I learned my ninja skills early. I don't know if my brother Gene who is five and a half years older than I am really wanted a little brother, but he always treated me like a boy. We had wrestling matches on his bed, and the first one to fling the other one off the bed and across the room was the winner. There was lots of blood and busted sheetrock, but I learned how to swipe kick both of his legs out from under him by the time I was six-years-old.
Gene also taught me how to fight. I mean, fist-fight. When I was in kindergarten, you didn't mess with me. I could score any boyfriend I wanted because all of the boys were all scared of me.
I had a secret weapon, though. I had an imaginary friend named "Sarah Tuff"--actually, she was more like a super-hero version of me. Sarah Tuff could ninja-kick, fly, turn invisible, and tackle like a speeding train.
When I was about four-years-old, Sarah Tuff came along with me on one of our family beach trips. This was one of those trips that had a kids' club called the "Beach Brigade" where my parents dumped us off while they sipped bloody marys by the pool. We were playing a game of Red Rover (I think it's actually been outlawed)--do you remember this one? "Red rover, red rover, send Sarah right over" would be chanted by a line of kids all holding hands.
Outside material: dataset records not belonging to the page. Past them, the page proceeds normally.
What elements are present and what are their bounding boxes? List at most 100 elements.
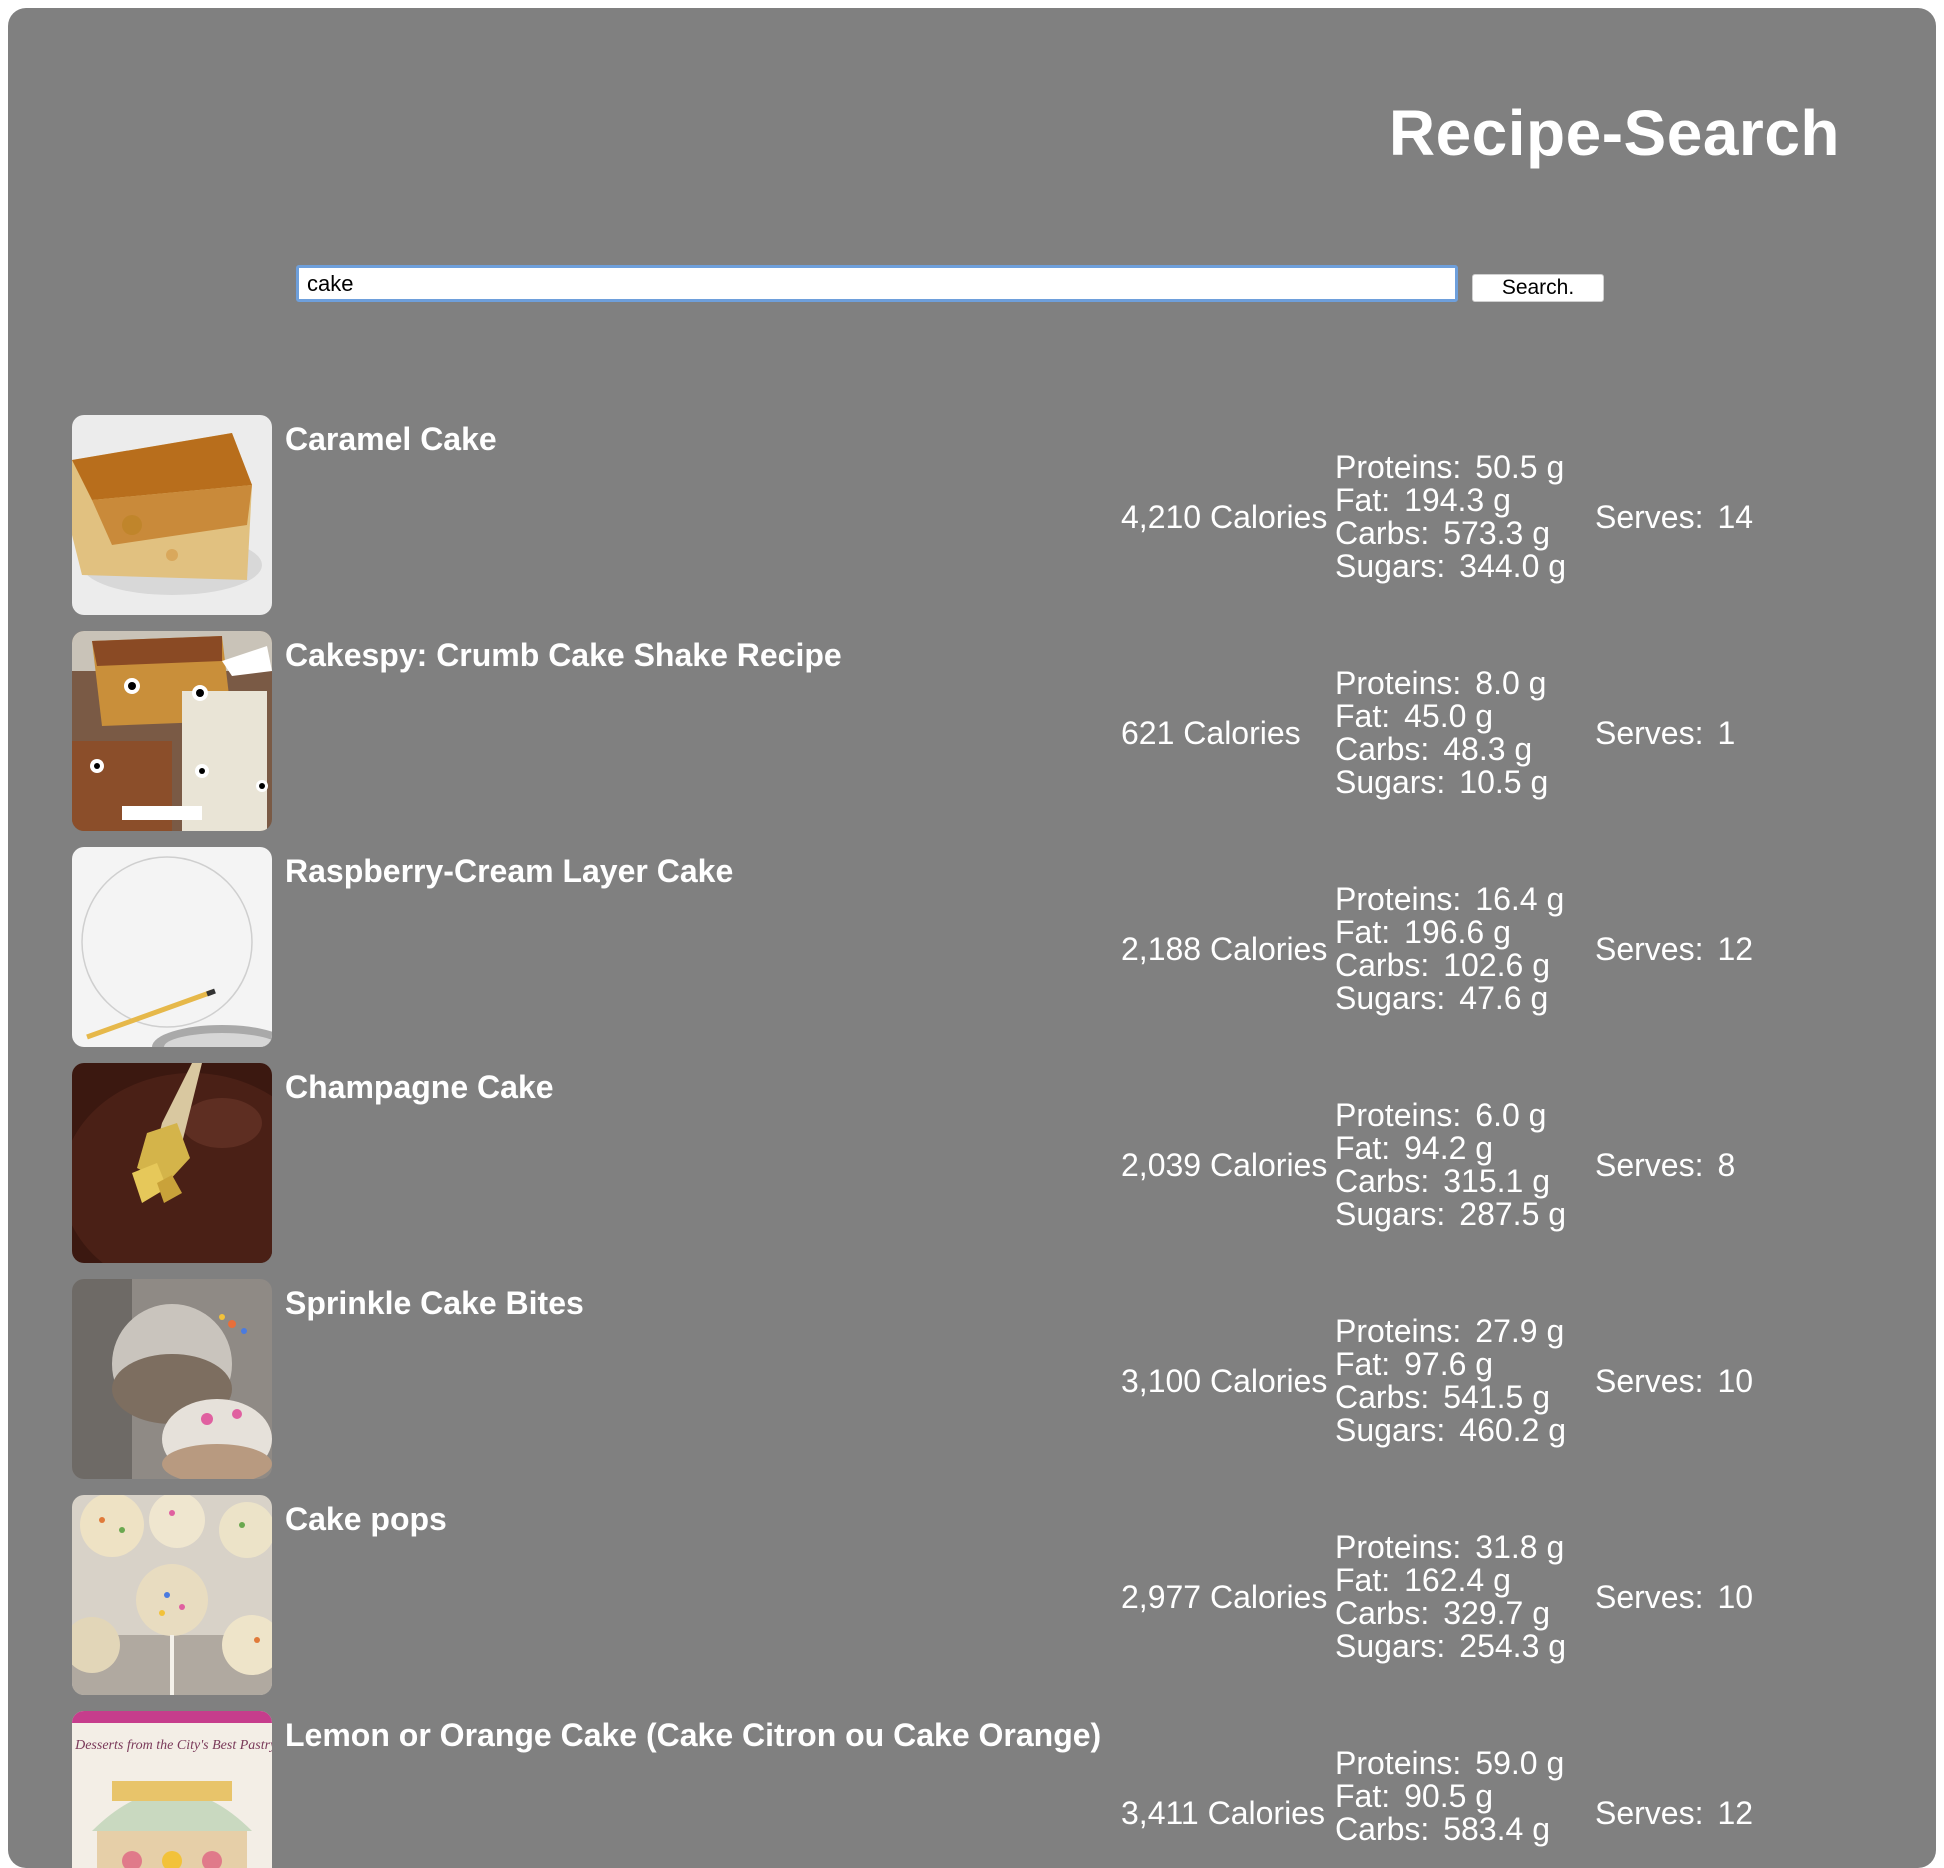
fat-value: 97.6 g bbox=[1404, 1346, 1494, 1382]
recipe-row[interactable]: t Desserts from the City's Best Pastry L… bbox=[72, 1711, 1872, 1868]
fat-line: Fat: 90.5 g bbox=[1335, 1780, 1564, 1813]
proteins-value: 27.9 g bbox=[1475, 1313, 1565, 1349]
search-input[interactable] bbox=[296, 265, 1458, 302]
fat-label: Fat: bbox=[1335, 1130, 1391, 1166]
fat-line: Fat: 194.3 g bbox=[1335, 484, 1566, 517]
fat-line: Fat: 94.2 g bbox=[1335, 1132, 1566, 1165]
sugars-line: Sugars: 344.0 g bbox=[1335, 550, 1566, 583]
sugars-value: 47.6 g bbox=[1459, 980, 1549, 1016]
recipe-title[interactable]: Cake pops bbox=[285, 1501, 447, 1538]
fat-value: 45.0 g bbox=[1404, 698, 1494, 734]
search-button[interactable]: Search. bbox=[1472, 274, 1604, 302]
fat-value: 90.5 g bbox=[1404, 1778, 1494, 1814]
sugars-label: Sugars: bbox=[1335, 1412, 1446, 1448]
serves-label: Serves: bbox=[1595, 1363, 1704, 1399]
carbs-label: Carbs: bbox=[1335, 731, 1430, 767]
recipe-row[interactable]: Cake pops 2,977 Calories Proteins: 31.8 g… bbox=[72, 1495, 1872, 1711]
recipe-thumbnail[interactable] bbox=[72, 1495, 272, 1695]
serves-value: 10 bbox=[1717, 1363, 1754, 1399]
sugars-value: 254.3 g bbox=[1459, 1628, 1567, 1664]
sugars-label: Sugars: bbox=[1335, 980, 1446, 1016]
recipe-title[interactable]: Cakespy: Crumb Cake Shake Recipe bbox=[285, 637, 842, 674]
calories-value: 2,039 Calories bbox=[1121, 1147, 1328, 1183]
recipe-thumbnail[interactable] bbox=[72, 631, 272, 831]
proteins-line: Proteins: 16.4 g bbox=[1335, 883, 1564, 916]
serves-block: Serves: 14 bbox=[1595, 499, 1753, 536]
proteins-label: Proteins: bbox=[1335, 1313, 1462, 1349]
app-panel: Recipe-Search Search. Caramel Cake 4,210… bbox=[8, 8, 1936, 1868]
sugars-label: Sugars: bbox=[1335, 1628, 1446, 1664]
fat-label: Fat: bbox=[1335, 1778, 1391, 1814]
proteins-line: Proteins: 31.8 g bbox=[1335, 1531, 1566, 1564]
serves-label: Serves: bbox=[1595, 1795, 1704, 1831]
carbs-value: 541.5 g bbox=[1443, 1379, 1551, 1415]
nutrients-block: Proteins: 27.9 g Fat: 97.6 g Carbs: 541.5 g… bbox=[1335, 1315, 1566, 1447]
proteins-label: Proteins: bbox=[1335, 449, 1462, 485]
recipe-title[interactable]: Sprinkle Cake Bites bbox=[285, 1285, 584, 1322]
serves-value: 14 bbox=[1717, 499, 1754, 535]
serves-label: Serves: bbox=[1595, 1147, 1704, 1183]
carbs-value: 329.7 g bbox=[1443, 1595, 1551, 1631]
fat-line: Fat: 196.6 g bbox=[1335, 916, 1564, 949]
proteins-line: Proteins: 8.0 g bbox=[1335, 667, 1548, 700]
sugars-line: Sugars: 287.5 g bbox=[1335, 1198, 1566, 1231]
page-title: Recipe-Search bbox=[1388, 97, 1840, 169]
fat-label: Fat: bbox=[1335, 482, 1391, 518]
carbs-value: 583.4 g bbox=[1443, 1811, 1551, 1847]
recipe-row[interactable]: Caramel Cake 4,210 Calories Proteins: 50.… bbox=[72, 415, 1872, 631]
carbs-label: Carbs: bbox=[1335, 515, 1430, 551]
carbs-line: Carbs: 573.3 g bbox=[1335, 517, 1566, 550]
sugars-line: Sugars: 460.2 g bbox=[1335, 1414, 1566, 1447]
fat-line: Fat: 45.0 g bbox=[1335, 700, 1548, 733]
svg-text:t Desserts from the City's Bes: t Desserts from the City's Best Pastry bbox=[72, 1738, 272, 1753]
carbs-line: Carbs: 48.3 g bbox=[1335, 733, 1548, 766]
recipe-row[interactable]: Champagne Cake 2,039 Calories Proteins: 6… bbox=[72, 1063, 1872, 1279]
sugars-value: 344.0 g bbox=[1459, 548, 1567, 584]
carbs-line: Carbs: 583.4 g bbox=[1335, 1813, 1564, 1846]
proteins-line: Proteins: 50.5 g bbox=[1335, 451, 1566, 484]
proteins-label: Proteins: bbox=[1335, 1097, 1462, 1133]
recipe-title[interactable]: Lemon or Orange Cake (Cake Citron ou Cak… bbox=[285, 1717, 1101, 1754]
sugars-value: 287.5 g bbox=[1459, 1196, 1567, 1232]
recipe-title[interactable]: Caramel Cake bbox=[285, 421, 497, 458]
serves-label: Serves: bbox=[1595, 1579, 1704, 1615]
nutrients-block: Proteins: 6.0 g Fat: 94.2 g Carbs: 315.1 g … bbox=[1335, 1099, 1566, 1231]
recipe-thumbnail[interactable] bbox=[72, 1279, 272, 1479]
recipe-row[interactable]: Raspberry-Cream Layer Cake 2,188 Calorie… bbox=[72, 847, 1872, 1063]
proteins-label: Proteins: bbox=[1335, 1745, 1462, 1781]
serves-value: 8 bbox=[1717, 1147, 1736, 1183]
serves-value: 10 bbox=[1717, 1579, 1754, 1615]
calories-value: 2,188 Calories bbox=[1121, 931, 1328, 967]
serves-block: Serves: 8 bbox=[1595, 1147, 1735, 1184]
recipe-row[interactable]: Sprinkle Cake Bites 3,100 Calories Prote… bbox=[72, 1279, 1872, 1495]
calories-value: 3,100 Calories bbox=[1121, 1363, 1328, 1399]
recipe-title[interactable]: Raspberry-Cream Layer Cake bbox=[285, 853, 733, 890]
recipe-thumbnail[interactable] bbox=[72, 415, 272, 615]
recipe-row[interactable]: Cakespy: Crumb Cake Shake Recipe 621 Cal… bbox=[72, 631, 1872, 847]
fat-line: Fat: 97.6 g bbox=[1335, 1348, 1566, 1381]
serves-block: Serves: 10 bbox=[1595, 1363, 1753, 1400]
carbs-value: 315.1 g bbox=[1443, 1163, 1551, 1199]
serves-label: Serves: bbox=[1595, 715, 1704, 751]
recipe-thumbnail[interactable] bbox=[72, 1063, 272, 1263]
results-list: Caramel Cake 4,210 Calories Proteins: 50.… bbox=[72, 415, 1872, 1868]
recipe-title[interactable]: Champagne Cake bbox=[285, 1069, 554, 1106]
sugars-line: Sugars: 10.5 g bbox=[1335, 766, 1548, 799]
sugars-label: Sugars: bbox=[1335, 1196, 1446, 1232]
proteins-line: Proteins: 6.0 g bbox=[1335, 1099, 1566, 1132]
recipe-thumbnail[interactable]: t Desserts from the City's Best Pastry bbox=[72, 1711, 272, 1868]
serves-label: Serves: bbox=[1595, 499, 1704, 535]
fat-label: Fat: bbox=[1335, 1562, 1391, 1598]
fat-value: 162.4 g bbox=[1404, 1562, 1511, 1598]
recipe-thumbnail[interactable] bbox=[72, 847, 272, 1047]
serves-block: Serves: 10 bbox=[1595, 1579, 1753, 1616]
calories-value: 4,210 Calories bbox=[1121, 499, 1328, 535]
proteins-value: 6.0 g bbox=[1475, 1097, 1547, 1133]
sugars-line: Sugars: 47.6 g bbox=[1335, 982, 1564, 1015]
serves-value: 12 bbox=[1717, 1795, 1754, 1831]
sugars-label: Sugars: bbox=[1335, 548, 1446, 584]
fat-label: Fat: bbox=[1335, 914, 1391, 950]
proteins-value: 16.4 g bbox=[1475, 881, 1565, 917]
proteins-value: 31.8 g bbox=[1475, 1529, 1565, 1565]
proteins-value: 50.5 g bbox=[1475, 449, 1565, 485]
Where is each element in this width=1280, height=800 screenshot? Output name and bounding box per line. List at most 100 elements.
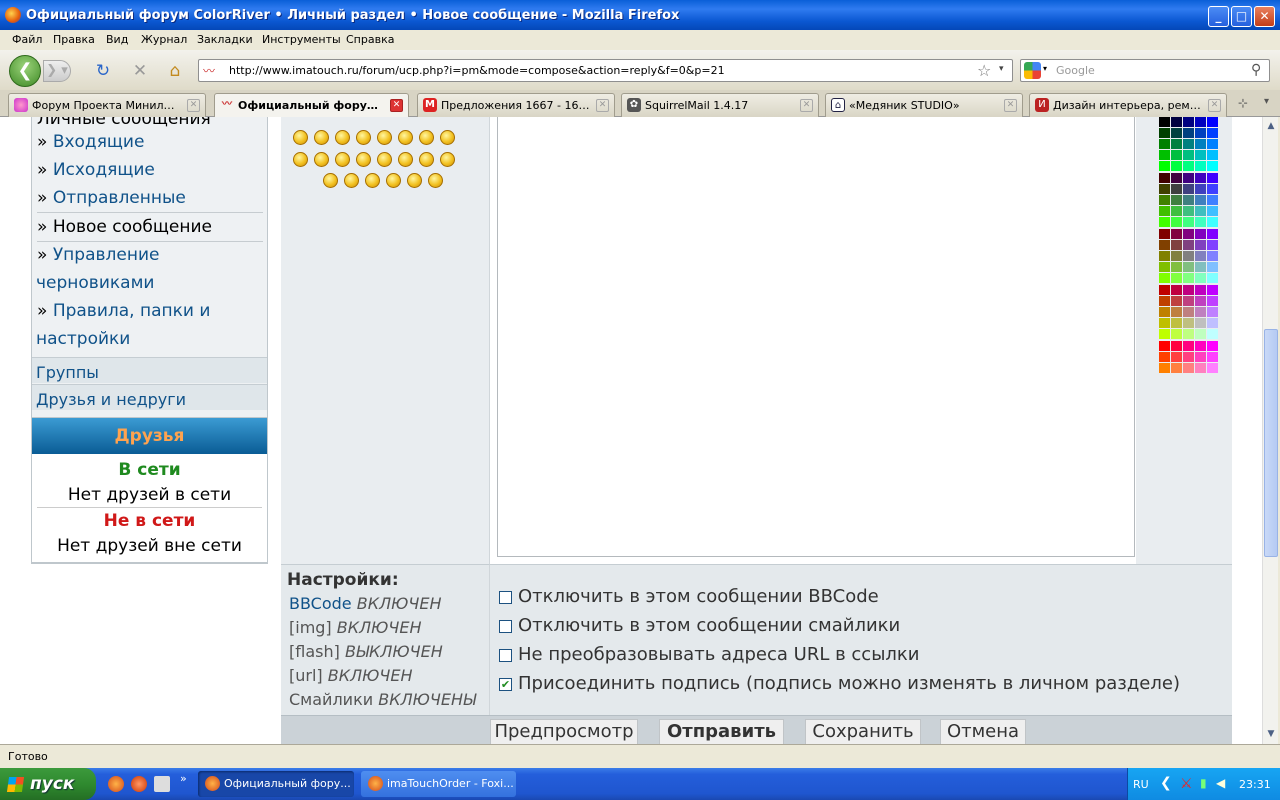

Then the person they called would have to run and try to bust through the line, breaking through held hands.
Naturally, they called my name first because I was one of the smallest kids there. Gene was standing next to me, and he surveyed the line. "Go for that little girl in the bonnet," he whispered to me. I checked her out. She was barely three and a good head smaller than me. She even looked like she was drooling, and she still had baby fat. "Got it," I said quickly transforming into Sarah Tuff. I dug my feet into the sand, and started running as hard and as fast as I could. I headed straight for that little wimpy girl like a charging bull (straight for HER, not her clasped hands). I took her out--full on head butt--and I knocked her into the sand on her back. Sarah Tuff stood up, dusted herself off, and gave Gene a thumbs up.
But, when I turned around, I saw the blood everywhere. And the counselors were all panicked and yelling. That little bonnet girl had a busted lip. I got thrown out of the game. Then the counselors saw my brother laughing hysterically, so they called our parents. That was the end of the Beach Brigade for the week.
I'm sure my parents were thrilled to be the only adults by the pool who were saddled with their out-of-control ninja children. But we didn't care. We figured out how to wrestle on top of our turtle shaped floatie and see who would be the first one to fling the other one off.
Sarah Tuff eventually won, of course.
After a couple of busted lips of her own.